Throughout history, the cost of a single transaction has had a direct relationship with the size of the firm. In most cases businesses are looking over their shoulder for the new enterprise which will have significantly lower costs, because that company can make them obsolete. So it could be with the emergence of Internet transactions which carry a Digital Certificate.
Imagine transactions floating throughout the world that have zero communications cost. Imagine still that the transaction denomination is but a fraction of a cent, and each has a digital certificate. This means that in essence, they become electronic bearer bonds. Now imagine that the certificate authority is the U.S. government.
With this design, all other forms of payment could be eliminated. No need for interchange, as in credit cards today, because the message is the payment, and the payment is the message. Checks are just authorizations to pay, based on a signature, and forwarded to a drawee bank. Imagine the check is an encrypted message digitally signed and authenticated and the message is the payment, due to the certificate authority backing or guaranteeing the transaction.

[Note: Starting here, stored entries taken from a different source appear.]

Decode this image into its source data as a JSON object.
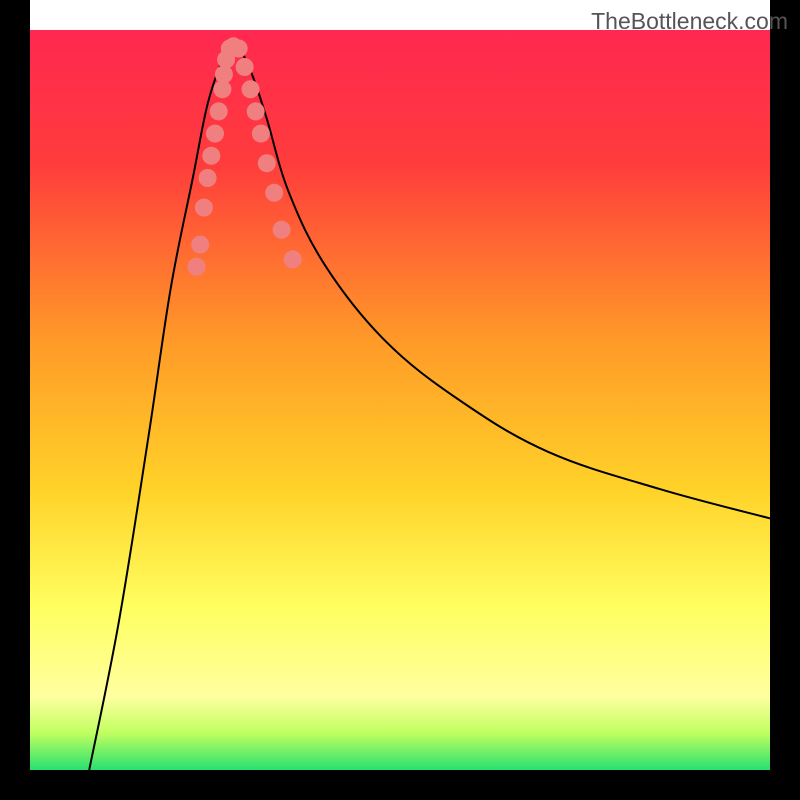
{
  "watermark": "TheBottleneck.com",
  "chart_data": {
    "type": "line",
    "title": "",
    "xlabel": "",
    "ylabel": "",
    "xlim": [
      0,
      100
    ],
    "ylim": [
      0,
      100
    ],
    "background": {
      "type": "vertical-gradient",
      "stops": [
        {
          "offset": 0,
          "color": "#ff2850"
        },
        {
          "offset": 18,
          "color": "#ff3c3c"
        },
        {
          "offset": 42,
          "color": "#ff9a28"
        },
        {
          "offset": 62,
          "color": "#ffd228"
        },
        {
          "offset": 78,
          "color": "#ffff60"
        },
        {
          "offset": 90,
          "color": "#ffffa0"
        },
        {
          "offset": 95,
          "color": "#c0ff60"
        },
        {
          "offset": 100,
          "color": "#28e070"
        }
      ]
    },
    "frame": {
      "margin_left": 30,
      "margin_right": 30,
      "margin_top": 30,
      "margin_bottom": 30,
      "color": "#000000",
      "width_left": 30,
      "width_right": 30,
      "width_bottom": 30
    },
    "curve": {
      "color": "#000000",
      "stroke_width": 2,
      "left_branch_start": {
        "x": 8,
        "y": 0
      },
      "right_branch_end": {
        "x": 100,
        "y": 34
      },
      "minimum": {
        "x": 27,
        "y": 98
      },
      "points": [
        {
          "x": 8,
          "y": 0
        },
        {
          "x": 12,
          "y": 20
        },
        {
          "x": 16,
          "y": 45
        },
        {
          "x": 19,
          "y": 65
        },
        {
          "x": 22,
          "y": 80
        },
        {
          "x": 24,
          "y": 90
        },
        {
          "x": 26,
          "y": 96
        },
        {
          "x": 27,
          "y": 98
        },
        {
          "x": 28,
          "y": 98
        },
        {
          "x": 30,
          "y": 94
        },
        {
          "x": 32,
          "y": 88
        },
        {
          "x": 35,
          "y": 78
        },
        {
          "x": 40,
          "y": 68
        },
        {
          "x": 48,
          "y": 58
        },
        {
          "x": 58,
          "y": 50
        },
        {
          "x": 70,
          "y": 43
        },
        {
          "x": 85,
          "y": 38
        },
        {
          "x": 100,
          "y": 34
        }
      ]
    },
    "markers": {
      "color": "#f08080",
      "radius": 9,
      "points": [
        {
          "x": 22.5,
          "y": 68
        },
        {
          "x": 23.0,
          "y": 71
        },
        {
          "x": 23.5,
          "y": 76
        },
        {
          "x": 24.0,
          "y": 80
        },
        {
          "x": 24.5,
          "y": 83
        },
        {
          "x": 25.0,
          "y": 86
        },
        {
          "x": 25.5,
          "y": 89
        },
        {
          "x": 26.0,
          "y": 92
        },
        {
          "x": 26.2,
          "y": 94
        },
        {
          "x": 26.5,
          "y": 96
        },
        {
          "x": 27.0,
          "y": 97.5
        },
        {
          "x": 27.5,
          "y": 97.8
        },
        {
          "x": 28.2,
          "y": 97.5
        },
        {
          "x": 29.0,
          "y": 95
        },
        {
          "x": 29.8,
          "y": 92
        },
        {
          "x": 30.5,
          "y": 89
        },
        {
          "x": 31.2,
          "y": 86
        },
        {
          "x": 32.0,
          "y": 82
        },
        {
          "x": 33.0,
          "y": 78
        },
        {
          "x": 34.0,
          "y": 73
        },
        {
          "x": 35.5,
          "y": 69
        }
      ]
    }
  }
}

For those who see a cipher-based future rather than a cyber-based future, financial services will develop along the following lines:
All enterprise time not spent maximizing the benefits of the Web (from the reduction of communications cost to the improvement of our customers ability to help themselves to our data about them or our services) is a waste of time.
All actions should be directed at eliminating everyone between our product/service and our customer. One-on-one is the only future.
Since the name of the game is "Nothing but Net," and costs decline by 50% every 18 months on the Web, all other business models will fail if their costs do not also decline three orders of magnitude every 18 months.
In writing this story something occurred to me. Can you imagine being among a few people who had just become aware of the invention of the light bulb, and then having someone (thinking out of the box) say that some day there will be a city in the western desert that will use millions of these. In fact, they will really do nothing more than spell out words, and make the night into day.
Then, of course, some traditionalist would ask, why? And the answer would be because it will scream out "leisure time" to all that come near, and it will operate 24 hours a day, 365 days a year.
While all of these thoughts may be too Star Trekkie for you, security, signature, and certificate authorities all have these possibilities in their future.
Closing Thought
I recently heard someone say that all the fun stuff that is happening on the Internet is the result of "out of the box" thinking. We must keep reminding ourselves that the money is in the box.
1 Secure Sockets Layer, a 128-bit encryption method.